While Mr. Neier and others agree the number of El Salvador's human rights violations has fallen since the early 1980s, they say that problems remain.

The aid opponents pointed to a study by El Salvador's nongovernmental Human Rights Commission that shows that 99 percent of the 434 political prisoners arrested in the first eight months of 1986 reported having been tortured.

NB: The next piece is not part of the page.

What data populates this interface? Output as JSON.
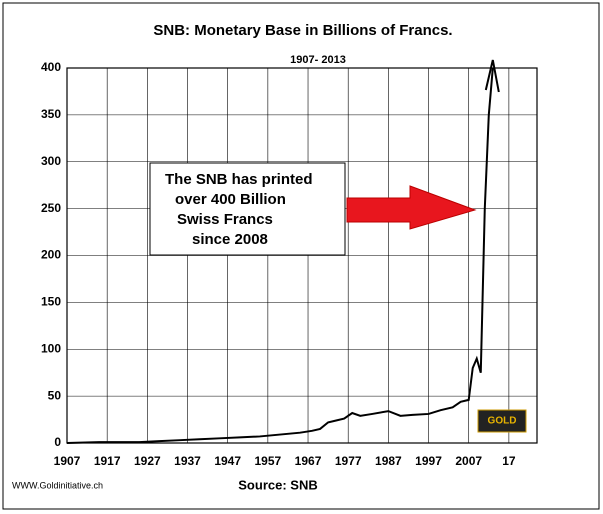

In addition, El Salvador's Decree 50 permits holding suspects incommunicado for 15 days, during which time police are authorized to extract extrajudicial confessions, which are acceptable as evidence in court.

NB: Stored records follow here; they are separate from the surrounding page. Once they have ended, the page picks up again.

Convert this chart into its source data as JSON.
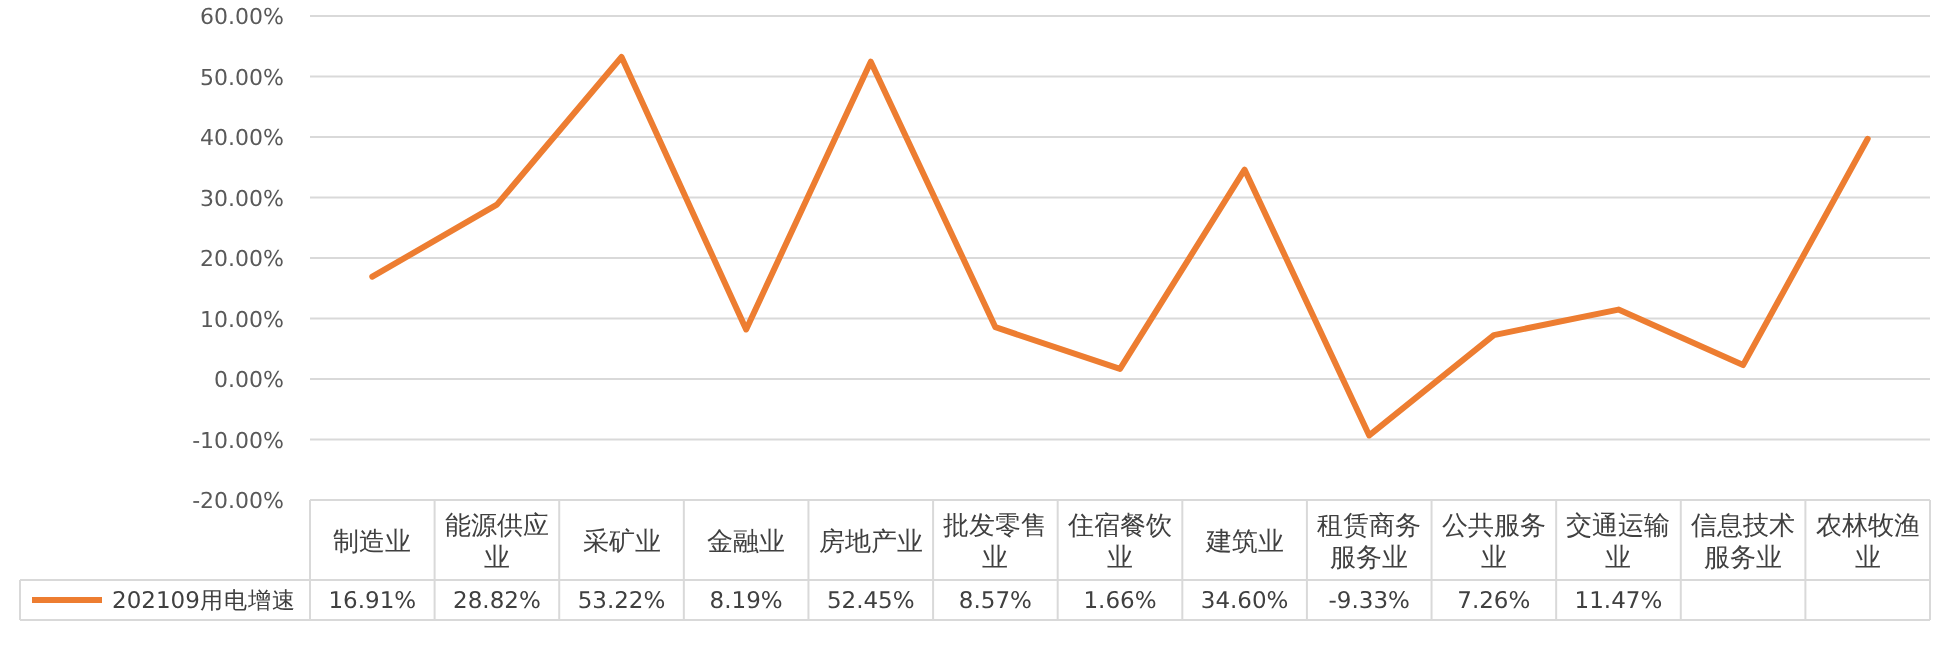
{
  "chart_data": {
    "type": "line",
    "categories": [
      "制造业",
      "能源供应业",
      "采矿业",
      "金融业",
      "房地产业",
      "批发零售业",
      "住宿餐饮业",
      "建筑业",
      "租赁商务服务业",
      "公共服务业",
      "交通运输业",
      "信息技术服务业",
      "农林牧渔业"
    ],
    "series": [
      {
        "name": "202109用电增速",
        "color": "#ed7d31",
        "values": [
          16.91,
          28.82,
          53.22,
          8.19,
          52.45,
          8.57,
          1.66,
          34.6,
          -9.33,
          7.26,
          11.47,
          2.3,
          39.7
        ],
        "value_labels": [
          "16.91%",
          "28.82%",
          "53.22%",
          "8.19%",
          "52.45%",
          "8.57%",
          "1.66%",
          "34.60%",
          "-9.33%",
          "7.26%",
          "11.47%",
          null,
          null
        ]
      }
    ],
    "ylim": [
      -20,
      60
    ],
    "yticks": [
      {
        "value": -20,
        "label": "-20.00%"
      },
      {
        "value": -10,
        "label": "-10.00%"
      },
      {
        "value": 0,
        "label": "0.00%"
      },
      {
        "value": 10,
        "label": "10.00%"
      },
      {
        "value": 20,
        "label": "20.00%"
      },
      {
        "value": 30,
        "label": "30.00%"
      },
      {
        "value": 40,
        "label": "40.00%"
      },
      {
        "value": 50,
        "label": "50.00%"
      },
      {
        "value": 60,
        "label": "60.00%"
      }
    ],
    "grid": "y",
    "legend": "bottom left",
    "marker": "none",
    "line_style": "solid"
  }
}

Elliott Abrams, assistance secretary of state for intra-American affairs, argues that a ``hands-off policy'' would be ``stupid.'' ``The way to improve human rights performance and the professionalism of a police force is to work with it,'' he says.

But Neier and other human rights advocates say that ``professionalization'' is impossible as long as the police are under the control of the armed forces, and as long as there is no truly independent judiciary.

In 1984 the Agency for International Development launched a five-year program to improve the administration of justice in El Salvador, responding to what AID described as the judicial system's ``dysfunction'' and ``breakdown.''

The AID project is still far from succeeding, according to Reagan administration critics. ``There is no functioning judicial system in El Salvador,'' says an aide to Sen. Tom Harkin (D) of Iowa, a strong critic of foreign police aid.

A fundamental concern of many aid opponents is the Salvadorean military's alleged ``lack of will'' to undergo basic reforms. The failure to prosecute those responsible for past crimes is cited as an example of this lack of will, many human rights activists say.